A few days ago I was down in the server room, and I noticed an orange light next to the top disk in Drobo2 (my second Drobo box). I brought up the Drobo dashboard, and it said that my disks were OK, but that the array was getting full, and I should install a larger capacity disk in the slot next to the orange light.
That was kind of a surprise. I keep thinking of the Drobos as RAID boxes with a few bells and whistles, but this wasn’t anything I’d expect a RAID box to do. I’m sure the idea of incremental capacity increases is a good thing in some applications, but it doesn’t help me, since my backup scheme depends on my being able to take the whole array to the safe deposit box.
I ordered five 2 TB disks, four for the array and a spare. This time there was no question that I wanted the Western Digital green disks, since, no matter how much their performance is compromised in the search for low power and long life, their speed is not going to be tested when they’re in a storage device that connects to the host via USB.

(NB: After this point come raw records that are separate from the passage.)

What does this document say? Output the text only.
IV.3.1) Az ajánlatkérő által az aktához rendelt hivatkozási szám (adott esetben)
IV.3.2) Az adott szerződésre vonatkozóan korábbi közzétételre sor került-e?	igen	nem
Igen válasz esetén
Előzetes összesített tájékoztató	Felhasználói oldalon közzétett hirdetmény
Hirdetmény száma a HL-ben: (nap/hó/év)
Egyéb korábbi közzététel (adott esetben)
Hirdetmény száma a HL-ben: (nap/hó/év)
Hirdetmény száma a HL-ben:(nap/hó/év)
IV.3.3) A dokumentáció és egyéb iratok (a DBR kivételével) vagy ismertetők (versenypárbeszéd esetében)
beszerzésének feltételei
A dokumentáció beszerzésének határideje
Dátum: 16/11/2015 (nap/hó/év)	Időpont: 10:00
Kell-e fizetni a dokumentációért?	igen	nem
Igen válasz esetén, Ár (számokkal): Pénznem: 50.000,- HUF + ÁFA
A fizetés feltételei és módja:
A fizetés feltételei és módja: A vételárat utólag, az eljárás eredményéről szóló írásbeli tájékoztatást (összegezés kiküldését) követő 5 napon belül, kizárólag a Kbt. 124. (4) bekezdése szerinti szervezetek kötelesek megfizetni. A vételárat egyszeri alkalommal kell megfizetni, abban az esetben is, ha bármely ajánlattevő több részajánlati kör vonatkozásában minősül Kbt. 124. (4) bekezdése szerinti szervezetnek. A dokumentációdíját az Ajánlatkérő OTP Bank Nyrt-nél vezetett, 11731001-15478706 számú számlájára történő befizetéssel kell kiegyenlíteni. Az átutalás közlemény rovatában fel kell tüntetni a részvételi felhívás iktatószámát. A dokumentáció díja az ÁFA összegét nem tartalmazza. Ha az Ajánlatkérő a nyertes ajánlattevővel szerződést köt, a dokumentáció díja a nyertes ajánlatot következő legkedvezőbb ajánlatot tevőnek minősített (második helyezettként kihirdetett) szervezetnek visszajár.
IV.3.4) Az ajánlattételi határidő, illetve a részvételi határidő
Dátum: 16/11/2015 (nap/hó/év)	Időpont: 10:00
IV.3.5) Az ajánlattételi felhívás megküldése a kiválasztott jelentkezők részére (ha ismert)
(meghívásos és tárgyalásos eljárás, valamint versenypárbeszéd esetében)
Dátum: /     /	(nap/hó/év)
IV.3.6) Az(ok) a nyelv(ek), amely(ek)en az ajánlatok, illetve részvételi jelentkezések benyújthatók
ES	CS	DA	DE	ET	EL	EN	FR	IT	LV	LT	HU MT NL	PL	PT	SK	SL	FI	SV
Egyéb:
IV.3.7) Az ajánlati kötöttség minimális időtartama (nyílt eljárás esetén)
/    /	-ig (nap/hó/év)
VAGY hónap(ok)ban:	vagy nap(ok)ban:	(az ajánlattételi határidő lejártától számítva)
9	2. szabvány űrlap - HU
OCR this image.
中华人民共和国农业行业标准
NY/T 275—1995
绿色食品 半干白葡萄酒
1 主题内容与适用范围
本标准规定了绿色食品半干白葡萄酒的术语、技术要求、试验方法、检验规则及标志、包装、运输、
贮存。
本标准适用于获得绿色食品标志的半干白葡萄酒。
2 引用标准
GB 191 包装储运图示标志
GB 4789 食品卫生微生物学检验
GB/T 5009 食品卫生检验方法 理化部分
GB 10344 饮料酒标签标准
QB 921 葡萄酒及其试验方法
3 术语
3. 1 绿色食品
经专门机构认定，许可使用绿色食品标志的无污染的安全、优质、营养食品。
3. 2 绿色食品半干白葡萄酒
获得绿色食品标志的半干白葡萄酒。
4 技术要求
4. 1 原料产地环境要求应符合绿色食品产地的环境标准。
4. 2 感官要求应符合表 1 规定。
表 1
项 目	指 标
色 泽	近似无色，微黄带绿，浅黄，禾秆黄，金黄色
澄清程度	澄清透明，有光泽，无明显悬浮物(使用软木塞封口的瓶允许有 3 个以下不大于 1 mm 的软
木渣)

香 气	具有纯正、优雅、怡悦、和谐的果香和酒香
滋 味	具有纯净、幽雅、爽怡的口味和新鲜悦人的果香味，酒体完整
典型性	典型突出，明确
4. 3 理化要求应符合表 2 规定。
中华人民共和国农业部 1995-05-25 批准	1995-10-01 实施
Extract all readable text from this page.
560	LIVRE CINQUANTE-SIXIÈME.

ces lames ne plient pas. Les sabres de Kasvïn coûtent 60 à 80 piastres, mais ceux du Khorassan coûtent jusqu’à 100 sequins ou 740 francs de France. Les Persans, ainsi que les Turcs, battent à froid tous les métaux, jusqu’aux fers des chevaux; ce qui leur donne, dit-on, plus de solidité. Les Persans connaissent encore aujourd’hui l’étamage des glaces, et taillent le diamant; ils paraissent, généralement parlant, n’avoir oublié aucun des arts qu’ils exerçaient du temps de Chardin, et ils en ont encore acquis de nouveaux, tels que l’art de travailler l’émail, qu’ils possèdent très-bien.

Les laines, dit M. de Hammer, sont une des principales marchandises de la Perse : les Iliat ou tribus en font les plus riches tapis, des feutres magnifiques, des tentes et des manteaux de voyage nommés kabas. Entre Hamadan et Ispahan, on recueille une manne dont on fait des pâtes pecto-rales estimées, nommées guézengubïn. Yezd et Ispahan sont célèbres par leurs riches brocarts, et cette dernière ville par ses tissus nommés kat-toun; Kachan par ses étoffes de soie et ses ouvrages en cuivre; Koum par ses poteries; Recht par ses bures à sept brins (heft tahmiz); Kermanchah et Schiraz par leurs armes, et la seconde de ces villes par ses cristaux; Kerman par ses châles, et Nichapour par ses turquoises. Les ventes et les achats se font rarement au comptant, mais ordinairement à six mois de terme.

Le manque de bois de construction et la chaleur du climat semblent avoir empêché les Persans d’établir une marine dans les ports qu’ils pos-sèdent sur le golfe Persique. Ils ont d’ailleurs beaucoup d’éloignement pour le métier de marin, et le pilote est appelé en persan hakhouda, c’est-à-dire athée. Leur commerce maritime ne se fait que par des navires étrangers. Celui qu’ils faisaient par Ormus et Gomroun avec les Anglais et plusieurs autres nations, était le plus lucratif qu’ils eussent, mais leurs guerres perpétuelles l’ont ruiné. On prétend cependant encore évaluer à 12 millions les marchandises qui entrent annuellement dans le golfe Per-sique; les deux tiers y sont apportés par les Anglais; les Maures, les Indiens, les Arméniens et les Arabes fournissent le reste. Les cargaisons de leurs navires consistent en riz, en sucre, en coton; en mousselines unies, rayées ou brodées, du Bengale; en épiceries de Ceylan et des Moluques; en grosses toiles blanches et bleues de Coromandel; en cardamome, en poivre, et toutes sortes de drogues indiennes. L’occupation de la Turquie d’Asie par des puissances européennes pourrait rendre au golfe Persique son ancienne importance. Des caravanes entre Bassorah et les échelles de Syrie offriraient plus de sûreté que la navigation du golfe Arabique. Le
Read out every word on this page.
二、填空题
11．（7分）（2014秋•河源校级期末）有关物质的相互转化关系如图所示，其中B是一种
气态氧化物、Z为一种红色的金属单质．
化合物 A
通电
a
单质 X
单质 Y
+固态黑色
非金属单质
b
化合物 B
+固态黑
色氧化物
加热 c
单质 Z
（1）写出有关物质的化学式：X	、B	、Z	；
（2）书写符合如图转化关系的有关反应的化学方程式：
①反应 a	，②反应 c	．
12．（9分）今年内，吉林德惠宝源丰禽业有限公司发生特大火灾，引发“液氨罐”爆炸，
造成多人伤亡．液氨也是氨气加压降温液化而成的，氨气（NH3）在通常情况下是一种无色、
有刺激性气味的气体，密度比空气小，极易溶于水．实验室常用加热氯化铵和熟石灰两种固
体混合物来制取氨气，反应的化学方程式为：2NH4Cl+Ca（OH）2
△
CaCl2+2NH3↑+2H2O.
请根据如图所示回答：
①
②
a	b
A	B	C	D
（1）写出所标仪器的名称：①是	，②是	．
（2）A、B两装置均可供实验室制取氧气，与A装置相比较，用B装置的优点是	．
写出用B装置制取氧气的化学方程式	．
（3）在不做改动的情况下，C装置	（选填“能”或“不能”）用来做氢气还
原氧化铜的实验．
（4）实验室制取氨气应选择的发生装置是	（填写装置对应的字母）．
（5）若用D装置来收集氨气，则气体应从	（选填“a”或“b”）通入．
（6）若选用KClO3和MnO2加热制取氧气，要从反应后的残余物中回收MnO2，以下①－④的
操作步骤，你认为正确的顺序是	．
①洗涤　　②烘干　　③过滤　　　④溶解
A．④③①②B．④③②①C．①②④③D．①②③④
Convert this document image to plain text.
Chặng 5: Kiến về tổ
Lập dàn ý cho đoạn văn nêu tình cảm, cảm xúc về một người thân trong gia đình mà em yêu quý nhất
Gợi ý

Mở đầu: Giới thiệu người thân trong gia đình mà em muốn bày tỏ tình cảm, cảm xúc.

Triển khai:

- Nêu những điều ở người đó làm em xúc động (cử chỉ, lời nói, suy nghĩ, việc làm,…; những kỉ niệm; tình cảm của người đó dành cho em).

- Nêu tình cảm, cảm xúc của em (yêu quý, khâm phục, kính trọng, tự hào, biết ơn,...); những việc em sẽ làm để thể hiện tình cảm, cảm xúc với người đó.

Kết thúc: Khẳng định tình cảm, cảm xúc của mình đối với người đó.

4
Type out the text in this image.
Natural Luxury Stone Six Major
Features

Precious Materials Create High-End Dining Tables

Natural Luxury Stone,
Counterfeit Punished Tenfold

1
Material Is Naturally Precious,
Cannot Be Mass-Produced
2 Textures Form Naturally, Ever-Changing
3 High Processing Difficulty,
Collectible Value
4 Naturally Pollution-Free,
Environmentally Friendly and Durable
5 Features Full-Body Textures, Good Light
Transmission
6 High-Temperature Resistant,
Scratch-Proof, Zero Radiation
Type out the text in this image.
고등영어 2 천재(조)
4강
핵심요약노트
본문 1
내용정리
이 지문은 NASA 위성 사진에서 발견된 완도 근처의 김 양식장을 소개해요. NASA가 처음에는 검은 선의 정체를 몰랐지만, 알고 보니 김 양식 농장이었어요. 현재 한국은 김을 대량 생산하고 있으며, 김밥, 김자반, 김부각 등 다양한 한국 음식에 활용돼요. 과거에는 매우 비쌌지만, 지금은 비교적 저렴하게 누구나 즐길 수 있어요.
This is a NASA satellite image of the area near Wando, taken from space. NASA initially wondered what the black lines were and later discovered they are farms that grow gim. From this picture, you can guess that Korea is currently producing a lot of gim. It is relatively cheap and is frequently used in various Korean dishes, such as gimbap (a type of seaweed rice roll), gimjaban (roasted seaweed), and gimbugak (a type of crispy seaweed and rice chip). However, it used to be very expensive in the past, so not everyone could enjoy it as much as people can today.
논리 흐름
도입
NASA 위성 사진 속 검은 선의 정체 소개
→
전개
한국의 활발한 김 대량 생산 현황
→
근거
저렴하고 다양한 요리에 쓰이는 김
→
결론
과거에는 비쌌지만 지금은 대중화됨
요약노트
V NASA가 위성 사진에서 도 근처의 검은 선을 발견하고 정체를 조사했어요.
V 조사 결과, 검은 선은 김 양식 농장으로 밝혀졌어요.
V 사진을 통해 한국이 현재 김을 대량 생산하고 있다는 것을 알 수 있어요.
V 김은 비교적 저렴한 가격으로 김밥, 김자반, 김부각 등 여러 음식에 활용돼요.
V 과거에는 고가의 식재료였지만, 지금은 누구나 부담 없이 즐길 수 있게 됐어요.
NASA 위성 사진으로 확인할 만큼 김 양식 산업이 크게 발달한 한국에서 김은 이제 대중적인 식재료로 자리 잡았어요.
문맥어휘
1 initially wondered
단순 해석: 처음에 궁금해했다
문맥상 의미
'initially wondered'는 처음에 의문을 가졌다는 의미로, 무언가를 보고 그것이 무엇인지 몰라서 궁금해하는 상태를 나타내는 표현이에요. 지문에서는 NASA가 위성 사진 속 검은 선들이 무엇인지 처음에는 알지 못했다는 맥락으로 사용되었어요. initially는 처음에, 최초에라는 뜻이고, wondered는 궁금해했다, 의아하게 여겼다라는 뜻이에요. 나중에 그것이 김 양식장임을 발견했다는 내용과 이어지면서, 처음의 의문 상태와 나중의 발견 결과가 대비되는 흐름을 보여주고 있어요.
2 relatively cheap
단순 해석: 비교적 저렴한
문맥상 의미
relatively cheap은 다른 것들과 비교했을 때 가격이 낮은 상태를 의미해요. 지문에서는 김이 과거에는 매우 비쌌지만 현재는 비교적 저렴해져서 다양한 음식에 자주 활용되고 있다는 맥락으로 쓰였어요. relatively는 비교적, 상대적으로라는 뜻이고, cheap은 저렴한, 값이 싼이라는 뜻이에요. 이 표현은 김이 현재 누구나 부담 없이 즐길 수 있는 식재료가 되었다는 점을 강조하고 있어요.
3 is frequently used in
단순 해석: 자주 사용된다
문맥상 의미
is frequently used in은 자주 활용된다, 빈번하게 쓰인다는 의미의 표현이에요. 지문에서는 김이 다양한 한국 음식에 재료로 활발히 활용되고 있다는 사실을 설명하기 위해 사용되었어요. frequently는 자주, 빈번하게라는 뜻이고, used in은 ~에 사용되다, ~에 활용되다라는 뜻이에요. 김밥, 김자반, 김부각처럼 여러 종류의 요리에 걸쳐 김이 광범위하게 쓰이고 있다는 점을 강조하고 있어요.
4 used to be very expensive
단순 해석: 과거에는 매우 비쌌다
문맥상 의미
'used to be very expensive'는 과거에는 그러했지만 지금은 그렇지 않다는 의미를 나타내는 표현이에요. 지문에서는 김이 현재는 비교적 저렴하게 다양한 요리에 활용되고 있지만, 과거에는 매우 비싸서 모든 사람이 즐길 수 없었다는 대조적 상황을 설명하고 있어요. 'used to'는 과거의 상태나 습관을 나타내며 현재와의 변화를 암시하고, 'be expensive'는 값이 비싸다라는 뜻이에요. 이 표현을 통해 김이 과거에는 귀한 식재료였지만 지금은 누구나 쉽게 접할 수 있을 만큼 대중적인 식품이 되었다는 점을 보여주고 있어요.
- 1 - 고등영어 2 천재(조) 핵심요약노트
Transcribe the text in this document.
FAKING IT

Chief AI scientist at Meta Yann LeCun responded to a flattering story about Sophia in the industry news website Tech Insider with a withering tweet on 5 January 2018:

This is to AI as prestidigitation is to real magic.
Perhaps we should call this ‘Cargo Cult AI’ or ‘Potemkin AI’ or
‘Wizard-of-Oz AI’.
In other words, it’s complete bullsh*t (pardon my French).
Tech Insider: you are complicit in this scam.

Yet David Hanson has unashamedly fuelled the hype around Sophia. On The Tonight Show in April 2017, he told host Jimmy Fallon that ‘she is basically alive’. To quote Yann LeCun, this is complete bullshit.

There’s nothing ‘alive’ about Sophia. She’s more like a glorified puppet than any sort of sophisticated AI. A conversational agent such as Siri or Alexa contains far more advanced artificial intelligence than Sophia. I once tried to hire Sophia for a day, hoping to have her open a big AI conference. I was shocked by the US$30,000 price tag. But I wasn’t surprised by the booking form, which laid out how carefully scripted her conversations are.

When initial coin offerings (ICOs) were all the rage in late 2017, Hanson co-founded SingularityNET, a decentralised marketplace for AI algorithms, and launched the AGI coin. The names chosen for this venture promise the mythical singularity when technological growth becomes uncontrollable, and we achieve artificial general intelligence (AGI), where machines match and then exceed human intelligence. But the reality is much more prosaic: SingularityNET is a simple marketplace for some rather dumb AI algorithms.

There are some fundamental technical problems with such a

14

The disks arrived promptly. I disabled all the Vice Versa scripts that referenced Drobo2. I wrote down the top-level directory names in Drobo2. I tried to put the array into standby, but I kept getting an error message indicating that the drive was in use. Finally, I powered down the server, popped out the old drives, installed the new ones, and rebooted. While I waited I tucked the old drives into conductive plastic shock cases for the trip to the bank.
With the computer up, I set up an 8GB partition. The Drobo dashboard warned me that that could increase boot time, but it sure makes managing the backups easier. Working from my list, I recreated all the top-level directories. Then I enabled the scripts one as a time, running them manually and making sure they completed before enabling the next one. I did this to keep two scripts from contending for the heads, which would slow down the restore and create more fragmenting.
It took a day and a half to restore 2.5 GB of data from the Serial SCSI drives on the server to the USB Drobo. Note that the throughput is about twice as fast as the network restore from the same Serial SCSI drives to a single SATA disk that I did last week. Why gigabit Ethernet provides throughputs of a bit over 100 megabits/sec when the computers are as fast as they are is beyond me. I’ve seen sustained throughput as high as 300 Mb/s, but I can’t count on it.
All in all, it was fairly painless. After my earlier struggles with the Drobos, I’m becoming a believer.
Brad Meyer says
Hi there,
Did you know that you could have inserted the new 2TB drives while the system was up and running? The orange light indicates that you should replace that drive with a larger one and you can simply unplug the existing drive and insert the new drive while the Drobo is up and running. That’s the beauty of BeyondRAID technology. The system will automatically protect itself when it sees the old drive removed and then automatically accept the new larger drive once it is inserted. It will then restripe the data as necessary with the new drive capacity and return the system to complete data safety with all green lights. Once you see all green lights again you can hot-replace the next drive with a larger one. Very simple.
Jim says
Brad,
Yes, I did know that, and I referred to it in my original post when I said: “I’m sure the idea of incremental capacity increases is a good thing in some applications, but it doesn’t help me, since my backup scheme depends on my being able to take the whole array to the safe deposit box.”
Maybe you don’t understand that my off-site backup scheme requires that I take a set of drives out of the Drobo and put them in a safe deposit box. If I replaced the drives one at a time, the drives that I removed would not be a set.
There’s another problem, I think. If I replaced the drives one at a time, wouldn’t my partition size be the same as it was with the older, smaller drives?